Though he understands streaming’s potential to open theatre to new audiences who might otherwise never get the opportunity to see a show, Wechsler feels that the resources spent on technological solutions to theatre’s issues might be better spent “reviving the original regional theatre model—where there was a large theatre for a group of communities, but that wasn’t the case even before the pandemic. Arizona, for example, only has a single major theatre.” Through a more robust regional theatre scene, he says, more people might be able to get to see shows live no matter where they live. In the end, though, he says it’s much the same as going to a concert. “No one is suggesting that Billie Eilish should show up in every little town in existence. She’s going to show up in urban centers where there is enough population to pay for the show. That’s just what it is.”

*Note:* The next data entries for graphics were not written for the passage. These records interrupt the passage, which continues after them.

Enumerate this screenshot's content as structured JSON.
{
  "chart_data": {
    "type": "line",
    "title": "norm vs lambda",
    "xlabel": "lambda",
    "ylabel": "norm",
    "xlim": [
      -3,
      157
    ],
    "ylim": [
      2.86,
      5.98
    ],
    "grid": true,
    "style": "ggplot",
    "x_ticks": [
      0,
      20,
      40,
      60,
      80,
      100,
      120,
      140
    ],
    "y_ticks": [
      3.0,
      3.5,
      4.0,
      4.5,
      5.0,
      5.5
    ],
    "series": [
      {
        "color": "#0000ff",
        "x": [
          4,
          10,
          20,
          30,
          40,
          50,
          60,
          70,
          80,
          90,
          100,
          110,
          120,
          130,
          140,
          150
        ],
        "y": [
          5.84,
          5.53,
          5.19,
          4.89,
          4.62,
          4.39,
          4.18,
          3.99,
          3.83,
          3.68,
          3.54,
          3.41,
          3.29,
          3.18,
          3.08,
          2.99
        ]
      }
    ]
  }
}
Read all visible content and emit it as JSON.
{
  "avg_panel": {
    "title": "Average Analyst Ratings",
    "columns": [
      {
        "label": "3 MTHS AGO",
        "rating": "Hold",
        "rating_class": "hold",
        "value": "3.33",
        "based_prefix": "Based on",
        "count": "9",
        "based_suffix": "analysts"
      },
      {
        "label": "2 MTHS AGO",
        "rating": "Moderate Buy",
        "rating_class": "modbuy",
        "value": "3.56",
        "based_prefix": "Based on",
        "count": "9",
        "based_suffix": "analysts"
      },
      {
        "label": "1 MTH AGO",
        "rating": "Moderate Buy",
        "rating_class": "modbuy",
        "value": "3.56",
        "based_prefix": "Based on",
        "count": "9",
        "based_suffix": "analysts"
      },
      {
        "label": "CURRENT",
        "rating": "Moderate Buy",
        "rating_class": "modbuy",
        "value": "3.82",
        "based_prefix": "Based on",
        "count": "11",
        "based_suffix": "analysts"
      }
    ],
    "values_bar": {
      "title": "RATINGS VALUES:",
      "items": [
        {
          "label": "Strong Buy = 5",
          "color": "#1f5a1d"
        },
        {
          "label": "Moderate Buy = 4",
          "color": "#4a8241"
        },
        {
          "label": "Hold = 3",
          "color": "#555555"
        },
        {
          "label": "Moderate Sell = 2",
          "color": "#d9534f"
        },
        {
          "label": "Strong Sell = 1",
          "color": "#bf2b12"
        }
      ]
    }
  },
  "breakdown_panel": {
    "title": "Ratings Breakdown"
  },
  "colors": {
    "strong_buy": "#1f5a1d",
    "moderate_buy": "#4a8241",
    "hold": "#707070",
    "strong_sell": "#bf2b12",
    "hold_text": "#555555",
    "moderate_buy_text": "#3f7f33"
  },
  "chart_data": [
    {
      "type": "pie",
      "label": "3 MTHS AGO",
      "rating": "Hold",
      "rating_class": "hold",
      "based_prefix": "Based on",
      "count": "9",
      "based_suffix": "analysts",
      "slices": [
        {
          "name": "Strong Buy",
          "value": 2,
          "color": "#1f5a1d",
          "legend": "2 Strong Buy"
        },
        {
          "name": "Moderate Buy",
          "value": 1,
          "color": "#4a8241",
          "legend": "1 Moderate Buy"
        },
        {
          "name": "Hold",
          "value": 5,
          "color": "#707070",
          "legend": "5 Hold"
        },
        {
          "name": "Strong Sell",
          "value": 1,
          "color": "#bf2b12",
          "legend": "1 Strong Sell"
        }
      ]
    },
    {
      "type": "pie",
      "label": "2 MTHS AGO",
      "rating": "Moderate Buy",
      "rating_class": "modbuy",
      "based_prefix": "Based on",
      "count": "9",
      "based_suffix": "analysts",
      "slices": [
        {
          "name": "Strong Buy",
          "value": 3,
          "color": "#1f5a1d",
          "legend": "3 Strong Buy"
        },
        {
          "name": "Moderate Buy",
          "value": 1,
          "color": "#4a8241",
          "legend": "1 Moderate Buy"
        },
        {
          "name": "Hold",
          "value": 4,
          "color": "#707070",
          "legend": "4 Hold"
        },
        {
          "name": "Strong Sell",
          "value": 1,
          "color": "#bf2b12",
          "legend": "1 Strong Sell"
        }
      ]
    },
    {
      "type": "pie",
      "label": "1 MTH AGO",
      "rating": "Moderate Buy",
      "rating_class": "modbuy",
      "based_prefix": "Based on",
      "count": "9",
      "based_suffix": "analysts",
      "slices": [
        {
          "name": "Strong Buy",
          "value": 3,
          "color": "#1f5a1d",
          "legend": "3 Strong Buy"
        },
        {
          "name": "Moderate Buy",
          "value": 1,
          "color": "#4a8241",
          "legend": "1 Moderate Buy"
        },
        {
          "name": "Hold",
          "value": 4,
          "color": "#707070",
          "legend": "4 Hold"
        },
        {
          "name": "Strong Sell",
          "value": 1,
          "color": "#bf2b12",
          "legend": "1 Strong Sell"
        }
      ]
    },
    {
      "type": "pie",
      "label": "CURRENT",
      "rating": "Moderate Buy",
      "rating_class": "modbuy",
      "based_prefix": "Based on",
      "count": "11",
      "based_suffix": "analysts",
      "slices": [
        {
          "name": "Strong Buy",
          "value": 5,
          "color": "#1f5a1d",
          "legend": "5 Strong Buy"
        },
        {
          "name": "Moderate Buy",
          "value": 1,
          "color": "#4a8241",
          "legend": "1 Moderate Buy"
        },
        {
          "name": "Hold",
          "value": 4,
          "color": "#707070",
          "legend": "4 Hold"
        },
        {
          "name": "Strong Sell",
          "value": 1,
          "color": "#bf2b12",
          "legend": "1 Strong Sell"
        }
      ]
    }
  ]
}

As far as this crisis goes, though, he knows that whatever will happen depends on how things play out in the end. “There is no data. (No matter how long theatres are dark) they just can’t pump another show out. It takes 4-6 weeks of planning. I’m not expecting productions in Chicago until July at the earliest.” Even though it’s impossible to anticipate accurately because no one has ever been through anything like this, Wechsler isn’t too worried. “The theatre and the artists and the stories can persevere during even the most calamitous moments,” he says. After being trapped in their homes for months, he believes people will have ‘ a huge appetite for public life. People will be frantic to go out. It could even be the best summer for theatre and live events that Chicago has seen in 25 years.” And Filmer agrees with his optimistic projection because of what live theatre means. “We’re going to want to be close together with other people after this extreme circumstance, and there’s something nice about simply engaging in the story.”